Mediterranean invaded by poisonous lion fish

The common lion fish (Pterois volitans) was originally 'only' found in the Indian Ocean, the Red Sea, South Africa and east of Sumatra. Lion fish are carnivores with a life span of up to 15 years. The largest of lion fish can grow to about 40 centimeters in length. Predators of lion fish are mostly larger lion fish. Despite the problems it causes, lion fishes are very suitable for human consumption.

The lion fish has now made its way to the Aegean Sea, particularly in the waters around the Greek island of Rhodes. It first appeared in the summer of 2015 after it swam into the Mediterranean via the Suez Canal.

The Hydrobiological station of the Greek Center of Sea Research based on Rhodes recently issued an announcement on the appearance of the common lionfish in the Aegean Sea. 

The station warned that the fish’s venomous spines inject a powerful protein-based toxin in their prey. In fact they are so poisonous that they even might be deadly to humans. Its population is known for rapidly multiplying and for this reason is listed as an invasive species. First caught in fishing nets in January 2016 in the shallow waters off Faliraki beach and then off Lindos, both specimens are now on display at the Rhodes Aquarium.

But if these lionfishes are caught in waters around Rhodes, the surely must swim around Cyprus too? And yes they do. They are a danger to fishermen, divers, swimmers and spear hunters even though they use their spines to sting for defensive reasons, not offensive. Someone could touch a dead lion fish and still get injured. Even though they are not usually fatal, the pain and allergic reaction can be severe.
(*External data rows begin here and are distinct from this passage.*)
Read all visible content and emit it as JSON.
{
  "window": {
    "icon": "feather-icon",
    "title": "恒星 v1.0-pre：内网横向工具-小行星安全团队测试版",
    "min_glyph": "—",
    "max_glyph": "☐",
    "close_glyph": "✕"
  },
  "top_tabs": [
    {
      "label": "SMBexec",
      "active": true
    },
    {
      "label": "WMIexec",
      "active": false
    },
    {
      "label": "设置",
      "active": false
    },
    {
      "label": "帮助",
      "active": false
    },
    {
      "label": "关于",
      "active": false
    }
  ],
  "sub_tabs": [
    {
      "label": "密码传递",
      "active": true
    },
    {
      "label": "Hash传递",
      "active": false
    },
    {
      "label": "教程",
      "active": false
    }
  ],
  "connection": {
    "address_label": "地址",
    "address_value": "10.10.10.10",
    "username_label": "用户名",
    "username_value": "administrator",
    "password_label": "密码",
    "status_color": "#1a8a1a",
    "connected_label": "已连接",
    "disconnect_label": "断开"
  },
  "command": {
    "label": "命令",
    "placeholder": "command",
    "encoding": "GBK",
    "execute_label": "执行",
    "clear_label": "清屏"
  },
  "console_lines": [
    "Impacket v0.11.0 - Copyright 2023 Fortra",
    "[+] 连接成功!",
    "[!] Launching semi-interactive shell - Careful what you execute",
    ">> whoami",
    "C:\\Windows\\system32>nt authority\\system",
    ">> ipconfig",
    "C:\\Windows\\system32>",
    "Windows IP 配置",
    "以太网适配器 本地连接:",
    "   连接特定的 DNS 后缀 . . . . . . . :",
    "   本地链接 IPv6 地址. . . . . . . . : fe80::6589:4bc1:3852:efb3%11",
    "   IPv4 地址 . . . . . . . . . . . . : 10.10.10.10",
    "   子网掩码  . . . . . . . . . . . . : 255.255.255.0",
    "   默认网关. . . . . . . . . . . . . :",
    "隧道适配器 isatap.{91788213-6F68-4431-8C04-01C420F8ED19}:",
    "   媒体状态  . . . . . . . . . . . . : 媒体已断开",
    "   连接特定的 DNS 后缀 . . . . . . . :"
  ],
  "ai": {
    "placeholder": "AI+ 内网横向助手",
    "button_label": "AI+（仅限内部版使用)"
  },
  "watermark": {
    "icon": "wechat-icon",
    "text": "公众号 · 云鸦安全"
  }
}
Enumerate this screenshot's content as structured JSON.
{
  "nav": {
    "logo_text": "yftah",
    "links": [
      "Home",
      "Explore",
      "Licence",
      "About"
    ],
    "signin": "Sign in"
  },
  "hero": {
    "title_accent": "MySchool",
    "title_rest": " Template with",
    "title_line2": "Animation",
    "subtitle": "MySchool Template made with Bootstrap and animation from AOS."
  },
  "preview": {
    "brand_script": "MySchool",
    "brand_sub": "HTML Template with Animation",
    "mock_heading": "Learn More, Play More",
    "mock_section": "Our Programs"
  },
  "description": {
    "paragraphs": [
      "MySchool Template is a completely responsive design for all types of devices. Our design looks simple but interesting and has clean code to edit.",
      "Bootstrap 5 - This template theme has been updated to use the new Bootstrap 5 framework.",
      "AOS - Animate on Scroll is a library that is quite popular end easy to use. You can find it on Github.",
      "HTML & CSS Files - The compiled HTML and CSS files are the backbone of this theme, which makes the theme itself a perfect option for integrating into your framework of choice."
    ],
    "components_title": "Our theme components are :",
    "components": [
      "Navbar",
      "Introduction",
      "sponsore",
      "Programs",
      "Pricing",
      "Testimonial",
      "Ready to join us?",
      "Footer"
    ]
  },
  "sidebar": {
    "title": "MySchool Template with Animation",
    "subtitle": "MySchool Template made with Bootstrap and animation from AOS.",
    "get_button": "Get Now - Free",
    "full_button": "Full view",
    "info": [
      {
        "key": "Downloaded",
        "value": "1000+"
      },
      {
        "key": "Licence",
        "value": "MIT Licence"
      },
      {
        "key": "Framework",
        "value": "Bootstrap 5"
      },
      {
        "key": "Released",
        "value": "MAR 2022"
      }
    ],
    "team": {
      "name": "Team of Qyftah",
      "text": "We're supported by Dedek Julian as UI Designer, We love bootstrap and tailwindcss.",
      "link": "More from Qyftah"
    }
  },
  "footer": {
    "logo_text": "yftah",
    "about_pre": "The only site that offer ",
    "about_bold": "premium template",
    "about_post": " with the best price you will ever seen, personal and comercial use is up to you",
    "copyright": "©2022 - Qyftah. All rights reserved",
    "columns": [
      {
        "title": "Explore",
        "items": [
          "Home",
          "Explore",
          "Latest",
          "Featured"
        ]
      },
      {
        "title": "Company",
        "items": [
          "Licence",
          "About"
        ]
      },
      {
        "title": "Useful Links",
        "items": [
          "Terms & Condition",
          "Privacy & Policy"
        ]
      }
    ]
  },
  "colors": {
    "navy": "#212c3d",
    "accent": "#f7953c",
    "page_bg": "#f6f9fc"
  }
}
If stung by a lion fish, it is recommended to immerse the wound in hot (but not scalding) water for about 30 minutes as soon as possible - the toxin quickly– this helps denature the lionfish venom and decrease pain.

Venomous or poisonous?

The terms venomous and poisonous are often used interchangeably, but incorrectly. There is, in fact, a difference between a venomous organism and a poisonous organism. Both venomous and poisonous animals produce a toxin that is injurious or even lethal to another organism. However, the real difference between the two involves how that toxin is delivered.

Venomous organisms deliver or inject venom directly into other organisms. Poisonous organisms, on the other hand, do not deliver their toxins directly. The entire body or large parts of it, may contain the poisonous substance. These organisms may be harmful when eaten or even touched.

The short answer is therefore: if it bites you and you die, it is venomous. If you bite it and die, it is poisonous.